In recent years, a sub-population of cancer cells referred to as cancer stem cells (CSCs) has come under intense investigation for its potential roles in tumor initiation, therapy resistance, and tumor recurrence in a variety of neoplasias. These tumor-initiating cells share a number of characteristics with their normal stem cell counterparts, including the capacity to self-renew, differentiate into diverse cell types, and express molecular markers such as aldehyde dehydrogenase (ALDH), SOX2, CD133, CD44, and ABCG2. In particular, the activity of ALDH1 subfamily isozymes has been routinely used to isolate CSCs from whole tumors using flow cytometry, both alone and in combination with other markers. However, despite the use of ALDH1 activity as a CSC marker for several years, and evidence for its role in maintaining the stemness of mesenchymal glioma stem cells (MES GSCs) [1], very little is known about the specific mechanisms by which ALDH1 enzymes contribute to the stem cell/cancer stem cell phenotype. We have recently proposed that the retinaldehyde dehydrogenase activity of ALDH1A3, which converts retinal to retinoic acid (RA), a transcriptional activator, may contribute to the aggressive phenotype of MES GSCs [2]. More than 500 genes have been previously suggested to be regulated, either directly or indirectly, by RA [3]; thus, we hypothesized that RA-regulated genes induced downstream of ALDH1A3 activity may play a role in establishing a unique transcriptional profile that favors the stem cell/cancer stem cell phenotype. Uncovering this gene expression pattern may provide not only a deeper understanding of how CSCs fuel neoplastic growth and therapy resistance, but may also present novel therapeutic targets for eliminating this highly resistant population of cells.
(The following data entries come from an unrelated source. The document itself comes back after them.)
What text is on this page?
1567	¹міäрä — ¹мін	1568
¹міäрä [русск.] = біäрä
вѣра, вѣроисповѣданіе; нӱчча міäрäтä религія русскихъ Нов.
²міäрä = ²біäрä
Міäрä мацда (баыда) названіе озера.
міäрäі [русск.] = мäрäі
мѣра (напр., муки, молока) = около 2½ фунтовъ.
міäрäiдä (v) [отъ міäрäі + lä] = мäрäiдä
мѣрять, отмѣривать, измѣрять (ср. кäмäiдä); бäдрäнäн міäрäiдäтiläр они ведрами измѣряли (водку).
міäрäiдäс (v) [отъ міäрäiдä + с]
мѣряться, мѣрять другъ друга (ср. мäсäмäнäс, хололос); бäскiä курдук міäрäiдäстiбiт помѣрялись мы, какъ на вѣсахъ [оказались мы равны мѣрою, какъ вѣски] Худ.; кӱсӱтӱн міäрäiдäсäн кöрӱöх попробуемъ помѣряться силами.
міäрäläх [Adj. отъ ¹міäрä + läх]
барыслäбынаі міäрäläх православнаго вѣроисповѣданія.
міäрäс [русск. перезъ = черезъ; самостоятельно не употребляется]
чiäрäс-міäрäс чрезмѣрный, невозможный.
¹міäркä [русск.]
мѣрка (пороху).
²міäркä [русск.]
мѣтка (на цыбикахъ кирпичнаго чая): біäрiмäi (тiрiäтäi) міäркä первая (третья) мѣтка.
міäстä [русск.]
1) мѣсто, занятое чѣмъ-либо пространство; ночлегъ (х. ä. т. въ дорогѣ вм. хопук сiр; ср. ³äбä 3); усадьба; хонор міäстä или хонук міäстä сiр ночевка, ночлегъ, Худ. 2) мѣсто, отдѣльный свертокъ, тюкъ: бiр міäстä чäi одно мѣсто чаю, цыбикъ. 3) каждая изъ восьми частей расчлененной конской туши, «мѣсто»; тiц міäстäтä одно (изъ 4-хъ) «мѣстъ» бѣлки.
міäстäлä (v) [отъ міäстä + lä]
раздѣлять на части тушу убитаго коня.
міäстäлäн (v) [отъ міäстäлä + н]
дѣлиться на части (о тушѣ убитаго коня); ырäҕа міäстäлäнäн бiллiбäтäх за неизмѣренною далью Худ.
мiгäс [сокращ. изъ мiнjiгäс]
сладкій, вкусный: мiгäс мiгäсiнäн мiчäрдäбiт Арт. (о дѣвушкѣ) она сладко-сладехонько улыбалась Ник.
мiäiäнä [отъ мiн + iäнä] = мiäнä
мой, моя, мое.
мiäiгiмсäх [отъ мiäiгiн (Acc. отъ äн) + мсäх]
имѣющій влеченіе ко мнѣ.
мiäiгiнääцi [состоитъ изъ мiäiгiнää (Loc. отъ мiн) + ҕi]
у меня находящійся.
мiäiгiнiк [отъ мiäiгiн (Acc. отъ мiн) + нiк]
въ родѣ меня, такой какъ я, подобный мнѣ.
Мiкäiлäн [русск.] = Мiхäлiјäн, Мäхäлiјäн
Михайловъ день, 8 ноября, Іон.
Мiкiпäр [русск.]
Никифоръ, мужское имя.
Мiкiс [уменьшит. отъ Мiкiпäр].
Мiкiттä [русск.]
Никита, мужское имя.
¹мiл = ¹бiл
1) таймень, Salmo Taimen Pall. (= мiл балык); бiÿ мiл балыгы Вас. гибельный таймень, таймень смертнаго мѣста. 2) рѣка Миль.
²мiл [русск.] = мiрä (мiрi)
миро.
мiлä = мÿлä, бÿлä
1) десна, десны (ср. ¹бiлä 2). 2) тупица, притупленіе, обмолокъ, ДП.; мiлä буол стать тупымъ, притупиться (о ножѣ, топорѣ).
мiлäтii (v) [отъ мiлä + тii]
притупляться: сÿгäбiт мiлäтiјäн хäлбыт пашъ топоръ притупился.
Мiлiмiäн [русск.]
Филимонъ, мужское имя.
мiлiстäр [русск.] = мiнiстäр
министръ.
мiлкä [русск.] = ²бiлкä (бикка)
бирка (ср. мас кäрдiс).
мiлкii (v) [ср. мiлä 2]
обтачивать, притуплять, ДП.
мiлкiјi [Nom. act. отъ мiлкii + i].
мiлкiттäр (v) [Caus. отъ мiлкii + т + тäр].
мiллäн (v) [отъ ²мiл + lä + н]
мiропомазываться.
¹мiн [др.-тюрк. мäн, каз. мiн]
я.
While investigating potential transcriptional targets downstream of ALDH1A3 and RA in GSCs, we determined that tissue transglutaminase (tTG), a dual-function GTPase/acyltransferase encoded by the RA-responsive gene TGM2, is selectively expressed in ALDH1A3+ GSCs, but not in ALDH1A3- GSCs [2]. Moreover, the knockdown of ALDH1A3 is accompanied by a subsequent decline in tTG mRNA, which can be rescued by the addition of RA. These results suggest that TGM2 is indeed sensitive to ALDH1A3 activity, likely directly through the retinoic acid response elements in its promoter region. As further evidence for this regulatory pathway, we have demonstrated in ALDH1A3-/tTG- GSCs that the ectopic expression of wild type ALDH1A3, but not a catalytically inactive form, leads to the expression of tTG. This relationship between ALDH1 activity and tTG expression was correlated in other cancer cell lines as well, including cells derived from cervical, lung, and pancreatic carcinomas, and may pertain to a wide variety of cancers [2].

The relationship between ALDH1A3 and tTG is significant because tTG is linked to the development of aggressive cancers, and has been shown to play a role in chemotherapy resistance, migration, and survival of cancer cells, and additionally impacts the ability of CSCs to self renew [4]. Thus, ALDH1A3 contributes to the insidious CSC phenotype, at least in part, through its ability to regulate the expression of this important survival factor in cancer. It also highlights the opportunity to target tTG as a strategy to eliminate ALDH1A3+ CSC populations, including GSCs. Conventional inhibitors of tTG target the transamidation site of the enzyme, thereby inhibiting the ability of tTG to function as an acyltransferase. It is now appreciated, however, that such inhibitors can be extremely effective in promoting cell death regardless of whether tTG is a functional acyltransferase in any given cellular context, by their ability to induce a global conformational change in tTG [5,6]. Specifically, upon drug binding, tTG transitions from a closed, globular structure to an open, elongated structure that is highly toxic to cells. Although this conformation is naturally-occurring and required for the transglutaminase activity when tTG is secreted from cells, the conformation is strictly regulated within cells. It is the binding of GTP/GDP which induces tTG to adopt a closed conformation, whereas the release of guanine nucleotide and high concentrations of Ca2+ allow tTG to adopt the open, acyltransferase-active state. Based on the high cellular levels of GTP and the carefully regulated secretion of Ca2+, it is likely that tTG primarily exists in the closed state in cells. Thus, we and others have been interested in developing new classes of compounds that function to stabilize the open conformation of tTG, as there is an important need for next generation tTG inhibitors with enhanced specificity and cell permeability to allow the targeting of tTG to become a clinically relevant therapeutic strategy.

Our study sheds light on just one of potentially hundreds of transcriptional targets of RA downstream of ALDH1 activity, and highlight the need to further define the gene expression signature that accompanies this CSC marker. RNA-Seq experiments in ALDH1+ CSCs derived from a diverse array of cancers may help to pinpoint common transcriptional targets of RA in these cells, and may also identify additional therapeutic targets that can resensitize recurrent or refractory cancers to standard therapies.